In NRW sollen viele Autofahrer nach Verkehrsverstößen straffrei bleiben. Wie aus diversen Medienberichten hervorgeht, würden viele Ordnungswidrigkeitsverfahren bei den Staatsanwaltschaften über Monate unbearbeitet liegen bleiben. Viele davon würden verjähren und Raser kämen unbescholten davon.

Hier seien vor allem die Behörden in Bielefeld, Münster, Mönchengladbach und Detmold betroffen. In diesen Staatsanwaltschaften gingen die Geschäftsstellen in unbearbeiteten Fällen unter. Schätzungen zufolge belaufe sich die Zahl der Einstellungen wegen verjährter Fälle alleine in Bielefeld auf bis zu 2000. Zudem wurde der Vorwurf erhoben, dass man die Einstellungen wegen Verjährung steuere.

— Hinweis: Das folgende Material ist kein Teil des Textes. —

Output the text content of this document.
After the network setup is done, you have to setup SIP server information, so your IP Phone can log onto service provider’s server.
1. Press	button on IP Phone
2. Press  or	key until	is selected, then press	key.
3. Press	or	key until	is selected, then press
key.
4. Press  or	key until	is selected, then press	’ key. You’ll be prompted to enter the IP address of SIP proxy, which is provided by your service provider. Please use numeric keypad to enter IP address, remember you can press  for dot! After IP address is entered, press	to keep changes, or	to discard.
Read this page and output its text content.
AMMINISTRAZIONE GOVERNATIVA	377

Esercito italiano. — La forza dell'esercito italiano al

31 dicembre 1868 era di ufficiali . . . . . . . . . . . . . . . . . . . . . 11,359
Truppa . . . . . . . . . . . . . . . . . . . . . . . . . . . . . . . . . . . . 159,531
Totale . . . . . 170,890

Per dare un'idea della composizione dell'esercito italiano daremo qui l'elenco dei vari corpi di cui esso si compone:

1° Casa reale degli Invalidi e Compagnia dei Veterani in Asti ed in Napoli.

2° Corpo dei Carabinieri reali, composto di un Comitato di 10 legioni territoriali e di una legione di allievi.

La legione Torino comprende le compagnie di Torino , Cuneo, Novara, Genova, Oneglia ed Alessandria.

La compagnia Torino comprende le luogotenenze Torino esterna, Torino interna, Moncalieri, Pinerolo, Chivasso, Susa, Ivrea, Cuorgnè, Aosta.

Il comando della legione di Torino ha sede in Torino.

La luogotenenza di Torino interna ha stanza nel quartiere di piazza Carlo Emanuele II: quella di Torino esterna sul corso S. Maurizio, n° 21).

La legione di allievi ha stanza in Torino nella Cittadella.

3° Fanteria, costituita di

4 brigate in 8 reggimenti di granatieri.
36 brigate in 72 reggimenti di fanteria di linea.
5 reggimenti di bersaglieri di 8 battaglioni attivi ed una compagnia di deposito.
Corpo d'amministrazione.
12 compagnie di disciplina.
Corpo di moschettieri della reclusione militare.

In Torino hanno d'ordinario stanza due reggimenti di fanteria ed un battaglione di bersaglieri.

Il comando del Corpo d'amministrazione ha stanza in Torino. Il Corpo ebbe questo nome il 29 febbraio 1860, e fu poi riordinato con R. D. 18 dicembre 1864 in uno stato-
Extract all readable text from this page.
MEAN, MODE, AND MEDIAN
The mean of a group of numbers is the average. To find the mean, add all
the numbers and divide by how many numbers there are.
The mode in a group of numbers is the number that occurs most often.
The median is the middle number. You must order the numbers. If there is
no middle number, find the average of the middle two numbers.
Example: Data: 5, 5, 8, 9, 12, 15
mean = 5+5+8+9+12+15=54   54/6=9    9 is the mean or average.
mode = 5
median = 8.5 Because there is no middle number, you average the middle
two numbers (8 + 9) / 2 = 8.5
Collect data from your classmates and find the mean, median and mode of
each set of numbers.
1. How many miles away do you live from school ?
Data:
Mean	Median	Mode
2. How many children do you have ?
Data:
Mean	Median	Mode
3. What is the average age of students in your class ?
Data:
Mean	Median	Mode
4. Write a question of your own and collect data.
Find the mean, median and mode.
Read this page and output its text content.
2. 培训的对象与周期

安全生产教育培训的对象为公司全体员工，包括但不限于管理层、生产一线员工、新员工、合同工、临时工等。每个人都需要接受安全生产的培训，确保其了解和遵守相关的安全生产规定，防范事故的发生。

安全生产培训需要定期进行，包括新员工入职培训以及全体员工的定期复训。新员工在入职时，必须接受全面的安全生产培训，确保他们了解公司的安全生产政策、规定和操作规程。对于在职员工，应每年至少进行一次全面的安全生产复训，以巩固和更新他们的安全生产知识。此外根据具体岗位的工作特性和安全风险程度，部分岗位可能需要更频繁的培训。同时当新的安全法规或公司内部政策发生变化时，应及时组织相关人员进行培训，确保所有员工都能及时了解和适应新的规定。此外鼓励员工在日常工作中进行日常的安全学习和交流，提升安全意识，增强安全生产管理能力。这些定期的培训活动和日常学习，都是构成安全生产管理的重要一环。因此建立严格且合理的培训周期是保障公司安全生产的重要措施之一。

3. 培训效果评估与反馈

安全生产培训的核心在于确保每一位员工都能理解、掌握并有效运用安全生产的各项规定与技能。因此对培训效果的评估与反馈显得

So entstehe der Anschein, man ließe leichtere Verstöße eher verjähren, indem sie nicht rechtzeitig bearbeitet würden.

Fachanwälte empfehlen laut einschlägiger Berichterstattung ihren MandantInnen stets Einspruch gegen Bußgeldbescheide einzulegen, weil die Einstellungsquote (wegen Verjährung) erfahrungsgemäß hoch sei.

„Freie Fahrt für freie Raser in NRW“, wie der SPD-Landtagsabgeordnete Christian Dahm in seiner jüngsten Kleinen Anfrage an die Landesregierung titelte. Die nun eingetroffene Antwort aus dem Justizministerium hält der stellvertretende Vorsitzende der SPD-Landtagsfraktion für ernüchternd:

„Minister Limbach macht das, was er immer tut: Schönreden, was schon lange nicht mehr schön zu reden ist. Das Justizministerium schaut tatenlos zu, wie seine Staatsanwaltschaften überlastet sind und wird erst tätig, wenn die Medien und/oder die Opposition auf die Missstände hinweisen.  

Die Staatsanwaltschaft in Bielefeld war schon lange überlastet. Sie ist nicht die einzige Strafverfolgungsbehörde. In der NRW-Justiz fehlt Personal im vierstelligen Bereich. Die Folge haben wir jetzt in Bielefeld gesehen. Auch, wenn Herr Limbach sagt, es habe keine Anordnung gegeben, leichtere Verkehrsverstöße verjähren zu lassen, so ist das - wahrscheinlich - die Konsequenz seiner Personalpolitik.

Festzuhalten bleibt allerdings:

Es wird nur gehandelt, wenn die Presse berichtet. Es wird nur über Personal nachgedacht, wenn der Rechtsfrieden und die beständige Strafverfolgung in Gefahr sind.

Fakt ist: Es wurden Stellen im Bereich der Geschäftsstellen abgebaut.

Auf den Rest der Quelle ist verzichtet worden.